Como el último orejón del tarro
Es la primera vez que escribo a un medio de comunicación masivo. Antes nunca había sentido la necesidad de hacer tan públicos mis sentimientos cuando me pasaba algo desagradable...

Miércoles 25 de Febrero de 2015

Es la primera vez que escribo a un medio de comunicación masivo. Antes nunca había sentido la necesidad de hacer tan públicos mis sentimientos cuando me pasaba algo desagradable; me bastaba con hacer "catarsis" con familiares y amigos. Anoche, sábado, las 23.30, volvía con parte de mi familia (marido y un hijo) del Maratón Nocturno, feliz de haber compartido un evento multitudinario, saludable, social y deportivo, cuando en la puerta de mi casa (Ovidio Lagos casi San Luis) nos abordaron dos "muchachos" que venían en moto, por la vereda, en contramano... los detalles no los voy a describir, sólo voy a decir que estamos los tres vivos, que mi marido tiene la marca del arma en la región tóracico-abdominal izquierda (últimas costillas por fuera, corazón en la profundidad) y que no nos robaron nada material, pero sí nos robaron el derecho a caminar por la vereda de mi casa, a salir a disfrutar de un momento en familia, y sobre la tranquilidad de vivir situaciones cotidianas, porque el precio puede ser la vida. No voy a pensar en lo que hubiera podido pasar. Voy a pensar en lo que no debe seguir pasando. Esto no es una sensación, esto es una realidad. Yo cumplo con todas mis obligaciones y en la "repartija" de derechos me siento el último orejón del tarro. Una más, y no los jodo más: el sábado pasado (14/02) en la cola de la Revisión Técnica Vehicular, el "señor" que estaba delante mío a bordo de una camioneta Nissan XTerra roja, dominio FQN 729 decidió dar marcha atrás sin mirar sus espejitos y por supuesto me chocó, aunque mis bocinazos trataron de advertirle mi presencia. El se retiró como si no hubiera pasado nada, lo alcancé, me ninguneó, se bajó a regañadientes de su camioneta y rápidamente determinó que no me había hecho nada y sin darme sus datos ni pedir disculpas se retiró velozmente.
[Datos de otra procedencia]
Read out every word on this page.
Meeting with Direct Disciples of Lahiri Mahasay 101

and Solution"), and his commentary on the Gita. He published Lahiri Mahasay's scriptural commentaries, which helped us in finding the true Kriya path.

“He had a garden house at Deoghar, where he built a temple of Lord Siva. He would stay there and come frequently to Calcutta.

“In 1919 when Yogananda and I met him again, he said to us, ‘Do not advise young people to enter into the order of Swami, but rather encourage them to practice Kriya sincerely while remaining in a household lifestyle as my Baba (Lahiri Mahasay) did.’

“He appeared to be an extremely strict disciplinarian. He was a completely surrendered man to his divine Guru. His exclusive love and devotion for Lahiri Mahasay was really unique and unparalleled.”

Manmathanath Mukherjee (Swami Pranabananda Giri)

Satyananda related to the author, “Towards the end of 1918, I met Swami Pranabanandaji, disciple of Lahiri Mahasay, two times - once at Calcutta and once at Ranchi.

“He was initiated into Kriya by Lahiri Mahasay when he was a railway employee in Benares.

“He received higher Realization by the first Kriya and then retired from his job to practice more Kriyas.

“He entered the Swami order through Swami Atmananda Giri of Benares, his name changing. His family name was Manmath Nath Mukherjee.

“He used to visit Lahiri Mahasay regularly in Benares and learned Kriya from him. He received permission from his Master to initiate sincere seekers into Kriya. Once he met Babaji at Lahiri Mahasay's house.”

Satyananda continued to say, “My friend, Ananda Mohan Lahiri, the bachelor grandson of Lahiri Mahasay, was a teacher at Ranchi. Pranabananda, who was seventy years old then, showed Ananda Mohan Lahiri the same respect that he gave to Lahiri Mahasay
El que manejaba el vehículo era un "señor" de unos 50 años, alto, delgado, rubio y con ojos celestes muy claros. Vestía una bombacha gaucha onda country chic... Yo tengo los datos del titular del automotor y google me permitió saber que es un empresario de la zona sur. En sólo una semana me sentí como el jamón del sandwich y el último orejón del tarro. ¿Cómo se hace para ser visible y que el que viene en moto no me pise, y el que vienen en una 4 x 4 no me mate?